The field of machine learning is one of the subsets of artificial intelligence that artificial intelligence solves by learning how to solve problems. If you are interested in this field and want to get information about this field, you should know that today data scientists use different algorithms in this field. They use the field.
Learning includes supervised learning, unsupervised learning, semi-supervised learning, and reinforcement learning. In this article, we talk about the applications of unsupervised learning and describe its types for you. We will discuss supervised and unsupervised and learn the application of unsupervised learning.
Learning takes place with the help of several educational data or experiences. If we cannot write a program directly, we use learning.
Table of Contents
Supervised learning
Supervised learning is a type of learning related to machine learning in which the input and output are specified and an observer provides information to the learner, and in this way, the system learns a function from input to output, in which data tagged are used.
For example, consider an email that is sent to you. The emails are incoming and the output is spam or non-spam. Spam is filtered. First, the data is divided into spam and non-spam and sent to the training machine. It is given, it is tested by the machine and you give an email to the machine that detects whether it is spam or not, in other words, the output is defined for our input.
Unsupervised learning
Unsupervised learning is a machine learning method where users do not need to supervise the model. Instead, it allows the model to work on its own to discover previously undiscovered patterns and information, mostly dealing with unlabeled data.
In unsupervised learning, unlike supervised learning, the data is not specified in advance, and its purpose is not the connection between input and output, and only their classification is important, and the learner must look for a specific structure in the data.
An example of unsupervised machine learning
Let’s take for example a baby and his family dog, he recognizes and recognizes his family dog, and a few weeks later a family friend brings a new dog and tries to play with the baby. He has never seen this dog before. But recognizing many characteristics (2 ears, eyes, walking on 4 legs) that are like his pet dog, he identifies the new animal as a dog.
This is unsupervised learning, where you are not taught but learn from data (in this case data about a dog) if this learning was supervised, the family friend would tell the child it was a dog.

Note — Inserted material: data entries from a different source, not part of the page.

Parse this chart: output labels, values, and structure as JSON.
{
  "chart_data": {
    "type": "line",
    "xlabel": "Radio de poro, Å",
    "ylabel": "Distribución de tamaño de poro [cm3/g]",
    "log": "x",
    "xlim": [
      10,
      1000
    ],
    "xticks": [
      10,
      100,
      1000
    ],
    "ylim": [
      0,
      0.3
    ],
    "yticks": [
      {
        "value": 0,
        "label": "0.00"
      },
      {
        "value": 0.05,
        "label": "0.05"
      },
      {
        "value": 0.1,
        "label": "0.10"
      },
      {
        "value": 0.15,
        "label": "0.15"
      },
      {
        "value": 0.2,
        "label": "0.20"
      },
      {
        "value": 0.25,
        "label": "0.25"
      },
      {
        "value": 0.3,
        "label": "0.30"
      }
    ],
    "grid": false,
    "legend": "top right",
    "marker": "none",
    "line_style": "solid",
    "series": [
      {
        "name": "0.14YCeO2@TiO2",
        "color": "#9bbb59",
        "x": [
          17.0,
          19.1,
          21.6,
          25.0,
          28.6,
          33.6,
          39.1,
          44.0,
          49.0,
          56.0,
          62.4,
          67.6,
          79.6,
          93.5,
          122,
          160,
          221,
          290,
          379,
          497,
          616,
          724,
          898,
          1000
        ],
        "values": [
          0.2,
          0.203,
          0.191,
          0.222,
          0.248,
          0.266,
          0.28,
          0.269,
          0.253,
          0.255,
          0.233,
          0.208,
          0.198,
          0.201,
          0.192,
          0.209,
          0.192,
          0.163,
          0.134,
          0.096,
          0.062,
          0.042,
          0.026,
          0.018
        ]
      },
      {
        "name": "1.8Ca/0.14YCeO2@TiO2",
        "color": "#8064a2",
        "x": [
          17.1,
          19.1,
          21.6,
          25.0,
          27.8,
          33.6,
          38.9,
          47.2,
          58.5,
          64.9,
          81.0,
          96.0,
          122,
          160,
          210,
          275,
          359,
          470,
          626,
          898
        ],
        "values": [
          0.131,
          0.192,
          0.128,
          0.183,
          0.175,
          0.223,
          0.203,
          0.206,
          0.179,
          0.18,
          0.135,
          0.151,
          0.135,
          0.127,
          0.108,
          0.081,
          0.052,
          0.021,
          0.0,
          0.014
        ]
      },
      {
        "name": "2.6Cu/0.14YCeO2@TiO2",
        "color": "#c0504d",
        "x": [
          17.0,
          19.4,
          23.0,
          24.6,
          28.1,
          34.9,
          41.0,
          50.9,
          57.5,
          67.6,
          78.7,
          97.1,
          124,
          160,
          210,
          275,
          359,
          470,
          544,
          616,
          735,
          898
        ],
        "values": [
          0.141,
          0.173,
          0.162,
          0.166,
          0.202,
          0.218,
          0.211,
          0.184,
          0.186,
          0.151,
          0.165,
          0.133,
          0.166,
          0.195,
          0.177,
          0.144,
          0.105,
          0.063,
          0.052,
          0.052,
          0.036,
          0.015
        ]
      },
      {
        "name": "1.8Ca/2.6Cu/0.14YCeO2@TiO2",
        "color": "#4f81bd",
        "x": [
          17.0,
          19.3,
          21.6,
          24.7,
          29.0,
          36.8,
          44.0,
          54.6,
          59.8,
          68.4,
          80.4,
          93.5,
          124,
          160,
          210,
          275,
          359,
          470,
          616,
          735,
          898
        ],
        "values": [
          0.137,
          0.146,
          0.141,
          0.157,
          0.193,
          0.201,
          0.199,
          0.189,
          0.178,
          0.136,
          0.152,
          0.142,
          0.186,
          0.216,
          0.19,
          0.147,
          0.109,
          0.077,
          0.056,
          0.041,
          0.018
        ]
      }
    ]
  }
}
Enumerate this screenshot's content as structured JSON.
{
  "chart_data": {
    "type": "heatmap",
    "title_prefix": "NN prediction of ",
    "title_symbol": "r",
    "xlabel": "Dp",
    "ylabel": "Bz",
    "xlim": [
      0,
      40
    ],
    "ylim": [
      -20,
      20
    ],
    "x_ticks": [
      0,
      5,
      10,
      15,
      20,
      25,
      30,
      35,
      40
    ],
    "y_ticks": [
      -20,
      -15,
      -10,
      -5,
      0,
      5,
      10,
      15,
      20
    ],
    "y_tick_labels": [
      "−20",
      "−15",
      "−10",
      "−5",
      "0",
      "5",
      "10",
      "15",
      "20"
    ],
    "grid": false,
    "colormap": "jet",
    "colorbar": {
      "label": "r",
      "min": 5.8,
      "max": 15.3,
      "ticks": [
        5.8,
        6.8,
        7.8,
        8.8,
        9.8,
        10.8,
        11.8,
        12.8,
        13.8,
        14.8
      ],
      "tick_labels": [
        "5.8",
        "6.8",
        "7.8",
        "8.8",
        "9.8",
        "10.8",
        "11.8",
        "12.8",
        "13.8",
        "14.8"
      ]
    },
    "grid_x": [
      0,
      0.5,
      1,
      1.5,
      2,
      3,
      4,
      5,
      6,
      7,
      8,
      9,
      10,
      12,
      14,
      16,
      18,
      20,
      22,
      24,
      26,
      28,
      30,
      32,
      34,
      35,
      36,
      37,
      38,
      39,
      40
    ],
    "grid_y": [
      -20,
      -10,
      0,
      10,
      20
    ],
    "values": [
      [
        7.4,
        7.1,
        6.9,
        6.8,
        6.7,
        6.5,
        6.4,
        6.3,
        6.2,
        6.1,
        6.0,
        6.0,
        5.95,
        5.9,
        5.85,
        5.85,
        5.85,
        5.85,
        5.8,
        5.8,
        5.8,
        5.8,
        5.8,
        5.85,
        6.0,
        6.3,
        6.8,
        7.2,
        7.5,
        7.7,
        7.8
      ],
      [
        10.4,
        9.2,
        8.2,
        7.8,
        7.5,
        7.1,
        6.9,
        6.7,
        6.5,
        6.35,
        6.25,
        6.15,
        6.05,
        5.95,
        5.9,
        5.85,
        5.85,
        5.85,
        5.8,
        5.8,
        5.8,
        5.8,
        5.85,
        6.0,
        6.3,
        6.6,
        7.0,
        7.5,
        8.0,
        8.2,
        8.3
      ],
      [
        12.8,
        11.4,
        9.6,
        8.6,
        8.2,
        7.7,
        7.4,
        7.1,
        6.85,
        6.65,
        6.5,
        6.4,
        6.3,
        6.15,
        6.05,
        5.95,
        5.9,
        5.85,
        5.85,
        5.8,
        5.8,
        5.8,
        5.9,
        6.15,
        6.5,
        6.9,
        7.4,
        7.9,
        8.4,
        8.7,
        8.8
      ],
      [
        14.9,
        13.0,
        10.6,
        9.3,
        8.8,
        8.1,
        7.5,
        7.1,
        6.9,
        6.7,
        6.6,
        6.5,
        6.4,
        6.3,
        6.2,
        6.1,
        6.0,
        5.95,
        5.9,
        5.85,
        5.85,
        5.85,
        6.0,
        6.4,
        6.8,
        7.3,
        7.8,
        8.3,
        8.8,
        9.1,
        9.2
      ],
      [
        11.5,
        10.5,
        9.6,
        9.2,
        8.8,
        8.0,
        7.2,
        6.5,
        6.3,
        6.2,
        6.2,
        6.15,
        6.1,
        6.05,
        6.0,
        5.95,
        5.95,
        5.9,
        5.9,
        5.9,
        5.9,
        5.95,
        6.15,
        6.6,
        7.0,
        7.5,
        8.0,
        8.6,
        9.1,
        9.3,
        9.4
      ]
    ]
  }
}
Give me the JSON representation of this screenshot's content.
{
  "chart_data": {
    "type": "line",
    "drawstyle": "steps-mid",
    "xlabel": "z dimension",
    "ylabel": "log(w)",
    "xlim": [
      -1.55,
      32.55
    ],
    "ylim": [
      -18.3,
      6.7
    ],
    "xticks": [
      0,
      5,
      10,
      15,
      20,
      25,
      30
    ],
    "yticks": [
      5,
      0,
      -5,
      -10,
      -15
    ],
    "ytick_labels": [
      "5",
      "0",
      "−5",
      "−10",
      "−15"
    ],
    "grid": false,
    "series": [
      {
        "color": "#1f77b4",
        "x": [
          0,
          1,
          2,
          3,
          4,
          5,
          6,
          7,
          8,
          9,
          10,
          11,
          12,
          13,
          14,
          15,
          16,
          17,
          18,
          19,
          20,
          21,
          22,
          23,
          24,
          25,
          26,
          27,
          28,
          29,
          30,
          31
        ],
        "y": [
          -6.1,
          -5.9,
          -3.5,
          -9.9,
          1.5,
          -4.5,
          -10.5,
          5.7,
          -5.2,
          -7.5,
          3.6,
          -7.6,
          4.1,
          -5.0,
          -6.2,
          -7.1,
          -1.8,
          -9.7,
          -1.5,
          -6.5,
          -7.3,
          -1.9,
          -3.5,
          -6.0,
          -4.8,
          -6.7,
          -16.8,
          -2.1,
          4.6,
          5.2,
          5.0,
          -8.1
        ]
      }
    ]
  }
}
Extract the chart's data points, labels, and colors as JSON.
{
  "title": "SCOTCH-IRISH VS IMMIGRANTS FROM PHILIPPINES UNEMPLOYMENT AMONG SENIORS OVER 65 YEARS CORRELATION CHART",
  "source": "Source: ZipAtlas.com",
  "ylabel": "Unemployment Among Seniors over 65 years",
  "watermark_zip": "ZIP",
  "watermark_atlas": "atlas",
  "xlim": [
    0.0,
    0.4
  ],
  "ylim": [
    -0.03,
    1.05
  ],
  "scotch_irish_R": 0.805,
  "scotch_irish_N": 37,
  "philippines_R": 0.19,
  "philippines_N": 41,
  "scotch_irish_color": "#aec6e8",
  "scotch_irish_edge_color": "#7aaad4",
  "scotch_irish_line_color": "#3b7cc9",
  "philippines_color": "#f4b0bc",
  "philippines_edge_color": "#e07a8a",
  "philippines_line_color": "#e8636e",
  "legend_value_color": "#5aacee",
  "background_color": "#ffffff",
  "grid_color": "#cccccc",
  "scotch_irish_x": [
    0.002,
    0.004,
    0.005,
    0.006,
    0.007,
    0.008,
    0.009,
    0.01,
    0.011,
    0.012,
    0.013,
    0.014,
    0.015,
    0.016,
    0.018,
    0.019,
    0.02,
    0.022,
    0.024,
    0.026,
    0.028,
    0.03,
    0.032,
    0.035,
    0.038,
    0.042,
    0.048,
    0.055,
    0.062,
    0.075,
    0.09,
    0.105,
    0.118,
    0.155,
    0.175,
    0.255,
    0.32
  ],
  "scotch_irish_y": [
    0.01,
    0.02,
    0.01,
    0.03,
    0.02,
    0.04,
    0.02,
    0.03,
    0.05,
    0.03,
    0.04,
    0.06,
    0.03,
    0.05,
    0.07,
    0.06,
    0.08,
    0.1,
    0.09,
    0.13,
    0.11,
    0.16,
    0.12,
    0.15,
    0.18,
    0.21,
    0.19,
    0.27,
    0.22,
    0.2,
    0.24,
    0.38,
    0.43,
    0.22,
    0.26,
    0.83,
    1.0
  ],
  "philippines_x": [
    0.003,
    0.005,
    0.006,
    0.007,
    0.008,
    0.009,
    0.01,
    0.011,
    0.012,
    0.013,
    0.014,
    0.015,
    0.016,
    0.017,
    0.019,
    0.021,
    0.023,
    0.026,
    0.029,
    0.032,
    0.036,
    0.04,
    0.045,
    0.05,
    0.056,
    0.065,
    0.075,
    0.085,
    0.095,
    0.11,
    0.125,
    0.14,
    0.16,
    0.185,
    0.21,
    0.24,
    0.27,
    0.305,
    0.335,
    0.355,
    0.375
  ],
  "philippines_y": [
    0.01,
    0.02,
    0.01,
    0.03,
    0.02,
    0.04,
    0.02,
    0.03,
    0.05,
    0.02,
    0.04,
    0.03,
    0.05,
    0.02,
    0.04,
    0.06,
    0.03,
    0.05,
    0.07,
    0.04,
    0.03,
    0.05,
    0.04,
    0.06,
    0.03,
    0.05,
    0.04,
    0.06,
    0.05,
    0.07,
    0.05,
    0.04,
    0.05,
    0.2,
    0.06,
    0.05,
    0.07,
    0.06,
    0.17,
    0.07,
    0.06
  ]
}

Why use unsupervised learning?
Here are the main reasons to use unsupervised learning:
- Unsupervised machine learning finds all kinds of unknown patterns in data.
- Unsupervised methods help you find features that can be useful for classification.
- Unsupervised learning takes place in real-time, so all input data must be analyzed and labeled in the presence of learners.
- Unlabeled data is easier to get from a computer than labeled data that requires manual intervention.
Unsupervised learning algorithms
Unsupervised learning algorithms allow users to perform more complex processing tasks compared to supervised learning. However, unsupervised learning can be unpredictable compared to other natural learning methods.
Unsupervised learning algorithms include clustering, contiguity method, Dimensionality Reduction algorithms, anomaly detection, neural networks, etc.
Clustering method
Clustering is an important concept during unsupervised learning. It mainly deals with finding a structure or pattern in an uncategorized data set. Clustering algorithms process your data and find if there are natural clusters (groups) in the data. You can also modify the number of clusters your algorithms should identify. It allows you to set the granularity of these groups, in other words, the data is divided into several groups with common attributes. Clustering is a form of unsupervised learning where you find patterns in the data you are working on that may be in the form of shape, size, etc., which is also used to group data items or create clusters.
Association method
Association rules allow you to establish relationships and associations among data in large databases. This unsupervised method is about discovering interesting relationships between variables in large databases. For example, people who buy a new house are more likely to buy new furniture, or people who buy product x tend to buy product y.
Dimensionality Reduction Algorithms
Dimensionality reduction is the transformation of data from a high-dimensional space to a low-dimensional space such that the low-dimensional representation preserves some meaningful features of the original data, ideally close to its inherent dimension.
It uses this model to reduce or combine variables that have little or no effect on the result, this algorithm is used together with the classification or regression algorithm.
Applications of unsupervised machine learning
Some applications of unsupervised machine learning techniques include:
- Clustering automatically divides data sets into groups based on their similarities.
- Anomaly detection can discover unusual data points in your data set, useful for finding fraudulent transactions.
- The Set Continuity method identifies items that often co-occur in your dataset.
- Latent variable models are widely used for data preprocessing. Such as reducing the number of features in a dataset or splitting the dataset into multiple parts.
Disadvantages of unsupervised learning
- You cannot get detailed information about the sorting of the data, and the output is not labeled and is known as the data used in unsupervised learning.
- The lower accuracy of the results is because the input data is unknown and has not been labeled by people in advance. This means that the device needs to do this itself.
- Spectral classes do not always correspond to informational classes.
- The user must spend time interpreting and labeling the classes that follow that classification.
- The spectral properties of classes can also change over time so you cannot have the same class information when moving from one image to another.